Write the expression for $\overrightarrow{B}$.

$\overrightarrow{B}=B_y\widehat{j}+B_z\widehat{k}$

Substitute $34\text{ lb}$ for $B_z$ and $15\text{ lb}$ for $B_y$ in the above equation to find $\overrightarrow{B}$ .

$\overrightarrow{B}=\left(15\text{ lb}\right)\widehat{j}+\left(34\text{ lb}\right)\widehat{k}$

Refer figure 1.

The net force must be equal to zero.

$\Sigma F=0$ (VIII)

Here, $\Sigma F$ is the net force.

Write the expression for the net force.

$\Sigma F=\overrightarrow{A}+\overrightarrow{B}+\overrightarrow{T}-\left(75\text{ lb}\right)\widehat{j}$

Here, $\overrightarrow{A}$ is the reaction at the point A.

Put the above equation in equation (VIII).
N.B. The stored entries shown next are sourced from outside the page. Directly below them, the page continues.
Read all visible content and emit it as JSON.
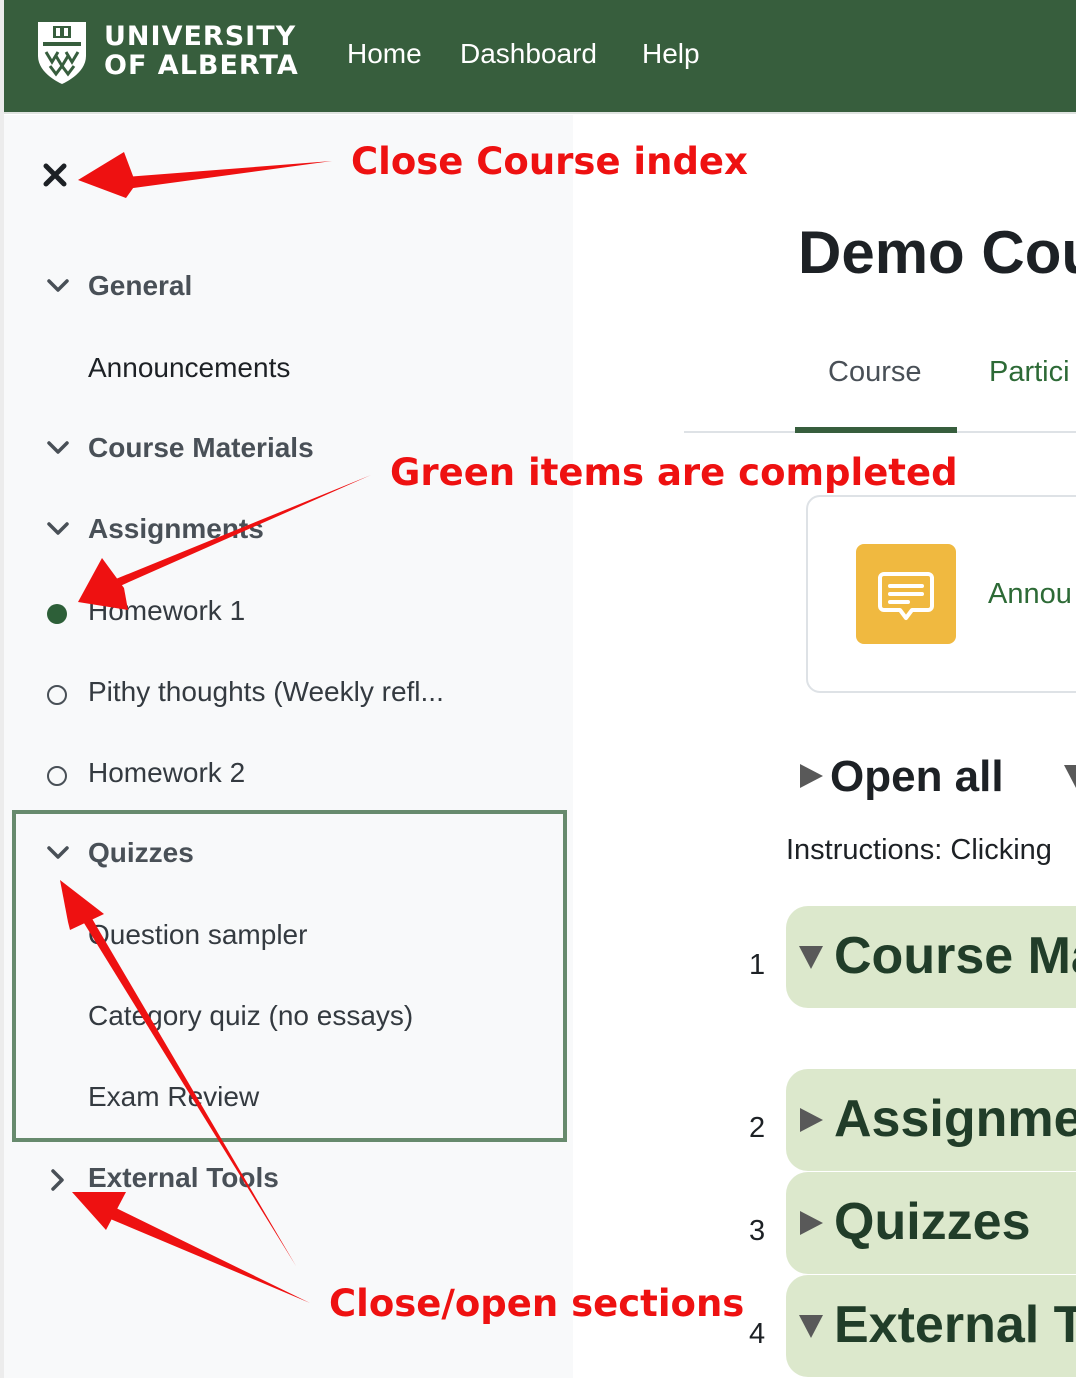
{
  "header": {
    "brand_line1": "UNIVERSITY",
    "brand_line2": "OF ALBERTA",
    "nav": [
      "Home",
      "Dashboard",
      "Help"
    ],
    "bg_color": "#375e3d"
  },
  "course_index": {
    "close_icon": "close-icon",
    "sections": [
      {
        "label": "General",
        "expanded": true
      },
      {
        "label": "Course Materials",
        "expanded": true
      },
      {
        "label": "Assignments",
        "expanded": true
      },
      {
        "label": "Quizzes",
        "expanded": true
      },
      {
        "label": "External Tools",
        "expanded": false
      }
    ],
    "items": {
      "announcements": "Announcements",
      "homework1": "Homework 1",
      "pithy": "Pithy thoughts (Weekly refl...",
      "homework2": "Homework 2",
      "question_sampler": "Question sampler",
      "category_quiz": "Category quiz (no essays)",
      "exam_review": "Exam Review"
    },
    "completion": {
      "homework1": "completed",
      "pithy": "not-completed",
      "homework2": "not-completed"
    },
    "completed_color": "#2d5f38"
  },
  "main": {
    "course_title": "Demo Cou",
    "tabs": [
      "Course",
      "Partici"
    ],
    "announcement_card": "Annou",
    "open_all": "Open all",
    "instructions": "Instructions: Clicking",
    "sections": [
      {
        "num": "1",
        "title": "Course Ma",
        "expanded": true
      },
      {
        "num": "2",
        "title": "Assignme",
        "expanded": false
      },
      {
        "num": "3",
        "title": "Quizzes",
        "expanded": false
      },
      {
        "num": "4",
        "title": "External T",
        "expanded": true
      }
    ]
  },
  "annotations": {
    "close_course_index": "Close Course index",
    "green_items": "Green items are completed",
    "close_open_sections": "Close/open sections",
    "color": "#ee1111"
  }
}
$\begin{array}{c}\overrightarrow{A}+\overrightarrow{B}+\overrightarrow{T}-\left(75\text{ lb}\right)\widehat{j}=0\\ \left(A_x\widehat{i}+A_y\widehat{j}+A_z\widehat{k}\right)+\left(B_y\widehat{j}+B_z\widehat{k}\right)+\left(T_x\widehat{i}+T_y\widehat{j}+T_z\widehat{k}\right)-\left(75\text{ lb}\right)\widehat{j}=0\\ \left(A_x\widehat{i}+A_y\widehat{j}+A_z\widehat{k}\right)+\left(15\text{ lb}\right)\widehat{j}+\left(34\text{ lb}\right)\widehat{k}+\frac{49.5\text{ lb}}{33}\left(8\widehat{i}+25\widehat{j}-20\widehat{k}\right)-\left(75\text{ lb}\right)\widehat{j}=0\end{array}$ (IX)

Equate the coefficient of $\widehat{i}$ in equation (IX) to zero.

$\begin{array}{c}{A}_x+\frac{8}{33}\left(49.5\right)=0\\ A_x=-12.00\text{ lb}\end{array}$

Equate the coefficient of $\widehat{j}$ in equation (IX) to zero.

$\begin{array}{c}{A}_y+15+\frac{25}{33}\left(49.5\right)-75=0\\ A_y=75-15-\frac{25}{33}\left(49.5\right)\\ =22.5\text{ lb}\end{array}$

Equate the coefficient of $\widehat{k}$ in equation (IX) to zero.

$\begin{array}{c}{A}_z+34-\frac{20}{33}\left(49.5\right)=0\\ A_z=\frac{20}{33}\left(49.5\right)-34\\ =-4.00\text{ lb}\end{array}$

Write the expression of $\overrightarrow{A}$ .

$\overrightarrow{A}=-\left(12.00\text{ lb}\right)\widehat{i}+\left(22.5\text{ lb}\right)\widehat{j}-\left(4.00\text{ lb}\right)\widehat{k}$

Conclusion:

Thus, the reaction at A is $-\left(12.00\text{ lb}\right)\widehat{i}+\left(22.5\text{ lb}\right)\widehat{j}-\left(4.00\text{ lb}\right)\widehat{k}$ and the reaction at B is $\left(15.00\text{ lb}\right)\widehat{j}+\left(34.0\text{ lb}\right)\widehat{k}$.